Rounding the happiness curve and still smiling
MY NEW Old Self is on record as being a sucker for any claim that starts with the words “A new study shows…” I also confessed in a past column to being unduly compelled by scientific research confirming that something I like doing is actually good for me. Examples include studies headlined “Chocolate protects against memory loss” and “Red wine prevents Alzheimer’s disease”.
Some studies seem to confirm the intuitively obvious, while others challenge conventional wisdom. The latter fall into the category of Surprising Findings, like studies over the past decade describing a “U-shaped theory of Happiness and Ageing”. Study author Dr Hannes Schwandt explained this curve as “driven by unmet aspirations which are painfully felt in midlife but beneficially abandoned later in life”.
According to a confirming study in the Journal of Happiness Studies, the lowest point of the U is the age of 46. According to researchers, after this point happiness steadily increases as we get older.
However, studies also show no study is immutable.
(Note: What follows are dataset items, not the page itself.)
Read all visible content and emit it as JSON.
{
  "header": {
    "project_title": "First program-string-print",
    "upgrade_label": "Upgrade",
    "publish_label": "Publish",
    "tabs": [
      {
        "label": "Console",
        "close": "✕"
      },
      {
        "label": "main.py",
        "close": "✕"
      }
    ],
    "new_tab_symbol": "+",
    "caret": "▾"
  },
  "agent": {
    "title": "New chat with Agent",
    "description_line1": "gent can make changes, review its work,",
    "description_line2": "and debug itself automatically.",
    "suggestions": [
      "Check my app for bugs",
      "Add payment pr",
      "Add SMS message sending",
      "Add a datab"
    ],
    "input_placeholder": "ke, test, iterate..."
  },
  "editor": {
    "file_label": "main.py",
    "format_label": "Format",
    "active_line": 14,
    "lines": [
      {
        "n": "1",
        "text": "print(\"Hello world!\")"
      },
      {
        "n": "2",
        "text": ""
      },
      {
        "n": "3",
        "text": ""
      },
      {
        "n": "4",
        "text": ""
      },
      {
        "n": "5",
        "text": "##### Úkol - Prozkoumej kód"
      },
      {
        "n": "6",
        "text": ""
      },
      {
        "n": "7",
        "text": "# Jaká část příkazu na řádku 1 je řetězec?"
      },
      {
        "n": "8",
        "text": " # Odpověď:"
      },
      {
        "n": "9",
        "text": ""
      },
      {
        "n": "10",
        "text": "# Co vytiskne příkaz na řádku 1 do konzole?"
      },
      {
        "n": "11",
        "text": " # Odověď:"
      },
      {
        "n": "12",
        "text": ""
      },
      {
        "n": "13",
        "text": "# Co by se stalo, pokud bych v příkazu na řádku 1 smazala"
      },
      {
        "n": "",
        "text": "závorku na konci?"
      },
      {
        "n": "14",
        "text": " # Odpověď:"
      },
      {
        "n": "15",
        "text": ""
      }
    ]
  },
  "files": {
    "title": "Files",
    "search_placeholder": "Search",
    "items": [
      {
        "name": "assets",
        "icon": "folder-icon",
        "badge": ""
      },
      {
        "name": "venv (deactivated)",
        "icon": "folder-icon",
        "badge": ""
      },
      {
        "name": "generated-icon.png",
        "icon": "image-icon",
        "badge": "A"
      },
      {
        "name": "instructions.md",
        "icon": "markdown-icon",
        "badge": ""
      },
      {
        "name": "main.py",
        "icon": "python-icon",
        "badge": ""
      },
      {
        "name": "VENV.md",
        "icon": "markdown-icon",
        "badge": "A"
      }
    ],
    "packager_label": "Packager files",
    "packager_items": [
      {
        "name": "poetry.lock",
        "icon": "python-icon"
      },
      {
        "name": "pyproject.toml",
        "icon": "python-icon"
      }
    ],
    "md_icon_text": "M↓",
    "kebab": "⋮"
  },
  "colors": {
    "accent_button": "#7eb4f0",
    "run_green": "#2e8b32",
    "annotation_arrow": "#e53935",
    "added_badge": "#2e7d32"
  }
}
Research is dynamic and new studies can overturn past findings. This seems to be the case with the U-Shaped theory. It has recently been challenged by researchers at the University of California School of Medicine in San Diego.
“We did not find such a mid-life dip in well-being,” said senior author Dr Dilip Jeste, Professor of Psychiatry. “Participants reported that they felt better about themselves and their lives year upon year, decade after decade.”
According to this latest study on happiness and ageing, things will only get better over the years, mental health-wise. Forget the U, it’s one straight line heading upwards, for the rest of our lives. Older people evidenced better mental health than the youngest group in the study, even though older people were less physically and cognitively able.
Why is it that older people appear to be more happy and less stressed than younger people? The researchers offer no definitive explanation, proposing a wide range of potential reasons. There is mention of age bringing wisdom, and of older people scoring higher in the psychological measurement called Emotional Intelligence.
It could just be that older people may have learned not to sweat the small stuff. This view is backed up by brain studies showing that the amygdala in older people’s brains respond less to stressful or negative images than those in younger people. Or it could be because there is less stuff to sweat as career responsibilities and family obligations wane.
Another theory for the year-onyear increase in happiness is that as we age we recall fewer memories of bad experiences.
Is this psycho-speak for forgetfulness? If so, it’s a welcome up side to age-related memory loss.
Unfortunately, there seems a down side to this latest study, as it has some serious limitations. There is the intrinsic aspect of what is known as Survivor Bias. Less healthy adults – mentally as well as physically – tend not to survive into old age.
Another potential problem is that the study did not include people who had dementia, were terminally ill or lived in a care home. Published in the Journal of Clinical Psychiatry, the findings are based on interviews conducted by phone with people aged 18 to 85.
And where did they all live? In sunny San Diego, California. So this study not only excluded no one who was sick, but also none bummed out by endless grey skies. It would seem that several factors potentially contributing to unhappiness were thus eliminated. But hey, I’m no Happiologist.
I have other concerns, notably around the implications of this study for young people. The findings do give them a lot of happiness to look forward to in their later lives. But they need support through the emotional stresses of their less happy 20s and 30s. Especially since other studies indicate a recent trend towards worse mental health in young adults, who are experiencing more depression and anxiety than youth in the recent past.
“We need to understand mechanisms underlying better mental health in older age, in spite of more physical ailments,” said Jeste, who went on to offer this potential benefit to unhappy young people.
“That would help develop broadbased interventions to promote mental health in all age groups, including youth.”
Despite this study’s limitations, and its worrying implications for those too young to have joined the ever-upward happiness path, I’m going to put my faith in this new theory. I’m going to be a believer in incrementally increasing happiness, to the grave.
I do realise that some future study may overturn these latest findings. Even so, I may still benefit from the placebo effect. If I believe that science has proven that I will get ever happier, year after year, maybe I will.